Norman Manea, a Romanian Jewish writer, living in New York, is more than justified when he describes Romania as a "Kafkaesque democracy" born of a "strange combination of burlesque and Byzantism." Preoccupied by the urgent need to address judicial and social ills, we tend to neglect cultural contexts. In Romania, the transvaluation of religious traditions, which should play a key role in the creation of a culturally diverse European social fabric is hampered by a formidable adversary, largely underestimated by secular Europe, in the shape of the Orthodox Church. Closely linked to the state, which pays the clergy, and a political class that indulges the continued popularity of orthodox tradition, the Church acknowledges its collaboration with the Securitate and continues to involve itself in matters of government. In short, it is the proponent of a spirituality that actively undermines civic consciousness and the integrity of public office!

Does European culture exist? I believe it does, in as much as it has demonstrated a capacity for self analysis, and an ability to take stock of the dead ends and horrors that have marked its history.
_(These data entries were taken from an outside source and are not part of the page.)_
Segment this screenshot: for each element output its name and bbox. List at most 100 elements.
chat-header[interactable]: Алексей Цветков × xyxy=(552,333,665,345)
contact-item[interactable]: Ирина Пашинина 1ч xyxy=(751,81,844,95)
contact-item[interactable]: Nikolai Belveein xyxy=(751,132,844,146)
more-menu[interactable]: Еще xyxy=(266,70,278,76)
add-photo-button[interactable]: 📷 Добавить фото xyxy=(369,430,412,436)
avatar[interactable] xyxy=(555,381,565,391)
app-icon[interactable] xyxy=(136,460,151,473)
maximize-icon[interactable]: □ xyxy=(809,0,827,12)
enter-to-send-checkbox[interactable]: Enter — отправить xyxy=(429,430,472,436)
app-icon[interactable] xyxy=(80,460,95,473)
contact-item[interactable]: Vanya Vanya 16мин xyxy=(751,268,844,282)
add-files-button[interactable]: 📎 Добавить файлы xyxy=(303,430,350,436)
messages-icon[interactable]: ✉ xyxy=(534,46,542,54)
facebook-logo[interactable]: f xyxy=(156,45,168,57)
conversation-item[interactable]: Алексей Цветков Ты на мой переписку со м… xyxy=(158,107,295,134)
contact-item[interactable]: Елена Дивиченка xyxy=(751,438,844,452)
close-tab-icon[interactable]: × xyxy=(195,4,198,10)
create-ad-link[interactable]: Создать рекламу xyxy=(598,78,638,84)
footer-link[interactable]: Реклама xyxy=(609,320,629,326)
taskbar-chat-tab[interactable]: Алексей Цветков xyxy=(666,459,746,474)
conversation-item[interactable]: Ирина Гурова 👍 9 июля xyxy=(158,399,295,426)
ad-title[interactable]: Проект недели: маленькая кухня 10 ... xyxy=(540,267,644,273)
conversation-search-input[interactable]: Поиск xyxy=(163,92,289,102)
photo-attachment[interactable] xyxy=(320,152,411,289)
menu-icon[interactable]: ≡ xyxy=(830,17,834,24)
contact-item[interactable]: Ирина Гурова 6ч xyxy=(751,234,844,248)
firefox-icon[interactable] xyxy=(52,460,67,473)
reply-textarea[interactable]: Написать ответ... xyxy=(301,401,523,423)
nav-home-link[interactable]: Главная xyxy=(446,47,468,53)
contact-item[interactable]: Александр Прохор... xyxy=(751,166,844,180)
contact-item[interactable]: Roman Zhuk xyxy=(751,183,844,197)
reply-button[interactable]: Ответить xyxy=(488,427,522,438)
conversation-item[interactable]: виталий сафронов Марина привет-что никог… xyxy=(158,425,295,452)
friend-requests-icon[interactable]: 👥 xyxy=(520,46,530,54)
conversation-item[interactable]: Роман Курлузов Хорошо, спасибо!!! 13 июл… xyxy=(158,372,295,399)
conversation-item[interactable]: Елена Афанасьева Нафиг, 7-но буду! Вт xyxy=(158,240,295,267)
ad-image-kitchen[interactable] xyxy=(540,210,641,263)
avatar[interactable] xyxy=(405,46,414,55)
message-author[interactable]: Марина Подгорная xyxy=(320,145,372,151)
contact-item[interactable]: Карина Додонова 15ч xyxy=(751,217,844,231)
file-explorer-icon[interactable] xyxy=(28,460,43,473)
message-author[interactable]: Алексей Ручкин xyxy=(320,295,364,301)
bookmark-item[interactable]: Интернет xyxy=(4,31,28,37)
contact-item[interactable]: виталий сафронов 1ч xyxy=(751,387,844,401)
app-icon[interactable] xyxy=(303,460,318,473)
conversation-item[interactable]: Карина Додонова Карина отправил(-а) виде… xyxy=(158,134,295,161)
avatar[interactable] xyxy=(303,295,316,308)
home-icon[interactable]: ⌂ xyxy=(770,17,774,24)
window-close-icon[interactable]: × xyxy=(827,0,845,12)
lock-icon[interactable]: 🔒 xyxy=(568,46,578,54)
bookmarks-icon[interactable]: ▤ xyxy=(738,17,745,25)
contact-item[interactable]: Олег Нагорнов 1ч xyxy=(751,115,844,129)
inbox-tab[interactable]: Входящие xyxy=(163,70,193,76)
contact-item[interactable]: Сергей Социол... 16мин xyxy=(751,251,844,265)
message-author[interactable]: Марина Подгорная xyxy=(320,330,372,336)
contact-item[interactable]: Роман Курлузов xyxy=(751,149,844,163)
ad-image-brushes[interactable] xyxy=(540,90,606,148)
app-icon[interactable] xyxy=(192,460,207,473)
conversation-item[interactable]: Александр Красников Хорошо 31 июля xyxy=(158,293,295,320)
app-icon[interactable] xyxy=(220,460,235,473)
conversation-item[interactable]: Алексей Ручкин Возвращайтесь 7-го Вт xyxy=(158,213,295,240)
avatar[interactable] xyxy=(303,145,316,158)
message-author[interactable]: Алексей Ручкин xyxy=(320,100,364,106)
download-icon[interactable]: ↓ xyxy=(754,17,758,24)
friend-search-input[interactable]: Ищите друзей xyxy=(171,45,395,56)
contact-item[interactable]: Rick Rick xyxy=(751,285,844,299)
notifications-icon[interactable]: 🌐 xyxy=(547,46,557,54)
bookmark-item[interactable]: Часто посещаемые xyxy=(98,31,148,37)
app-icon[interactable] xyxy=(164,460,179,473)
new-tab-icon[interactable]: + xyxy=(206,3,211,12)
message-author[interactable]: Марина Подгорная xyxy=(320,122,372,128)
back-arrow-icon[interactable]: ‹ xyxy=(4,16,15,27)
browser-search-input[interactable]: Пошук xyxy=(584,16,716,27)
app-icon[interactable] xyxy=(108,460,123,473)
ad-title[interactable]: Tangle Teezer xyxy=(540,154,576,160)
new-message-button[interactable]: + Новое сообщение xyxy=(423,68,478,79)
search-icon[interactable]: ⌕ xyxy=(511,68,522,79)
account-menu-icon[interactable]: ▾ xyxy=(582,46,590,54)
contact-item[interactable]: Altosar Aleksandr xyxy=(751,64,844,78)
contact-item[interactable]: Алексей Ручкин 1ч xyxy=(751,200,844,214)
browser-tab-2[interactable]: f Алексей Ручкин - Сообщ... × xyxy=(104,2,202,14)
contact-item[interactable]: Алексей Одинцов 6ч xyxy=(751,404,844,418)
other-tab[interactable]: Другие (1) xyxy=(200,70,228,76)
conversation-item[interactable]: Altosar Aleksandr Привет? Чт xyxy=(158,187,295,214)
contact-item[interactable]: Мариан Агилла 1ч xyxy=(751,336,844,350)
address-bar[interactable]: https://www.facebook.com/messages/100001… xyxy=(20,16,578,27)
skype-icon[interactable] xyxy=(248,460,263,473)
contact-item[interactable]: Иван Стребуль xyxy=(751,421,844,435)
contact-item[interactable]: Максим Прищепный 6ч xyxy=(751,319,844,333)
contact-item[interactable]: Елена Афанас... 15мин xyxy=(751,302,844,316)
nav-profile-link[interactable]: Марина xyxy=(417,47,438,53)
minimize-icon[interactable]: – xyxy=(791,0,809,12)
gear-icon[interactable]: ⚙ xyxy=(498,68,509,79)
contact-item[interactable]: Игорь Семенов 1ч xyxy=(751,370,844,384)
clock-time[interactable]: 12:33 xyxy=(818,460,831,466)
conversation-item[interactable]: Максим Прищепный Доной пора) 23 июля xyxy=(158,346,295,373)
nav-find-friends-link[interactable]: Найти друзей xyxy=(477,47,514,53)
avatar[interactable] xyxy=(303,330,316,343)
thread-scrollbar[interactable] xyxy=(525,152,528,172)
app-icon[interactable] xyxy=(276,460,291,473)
European culture is the vehicle for a polyphonic, innovative and developing identity, that extends from the Atlantic to the Black Sea, from Ovid to Ceaucescu, and even from the Securirate to Nobel laureate Herta Müller, which is the only antidote to the robotization of the species.

Presidential election

A vote for the past or the future

On Sunday 6 December, Romanians will go to the polls for the second round of the presidential election between outgoing president Traian Băsescu of the Democratic Liberal Party and social-democrat Mircea Geoană. "At every election, when there is a vote for progress, we hope the past has been laid to rest," remarks writer Mircea Cărtărescu in Evenimentul Zilei. "Unfortunately, the past always tries to make a comeback in a society that is still scarred by decades of totalitarianism."

"What do we want?" Cărtărescu asks his readers, "the future with Băsescu or a return to the past with Geoană"—whose party's honorary president, Ion Iliescu, was general secretary of the communist party under Ceausescu. "Traian Băsescu's rise to power in 2004 paved the way for three initiatives—the reform of the judiciary, the opening of secret police files, and the condemnation of communism—which had a devastating effect on the corrupt businessmen and members of the nomenklatura who made up the political-economic elite." If Geoană wins the contest on 6 December, Cărtărescu warns "we will see a rerun of the past, which will effectively transform our country into a banana republic, with institutions held hostage by the financial interests of cabal of political, economic and media players"— "a Romania" that we do "not want to see."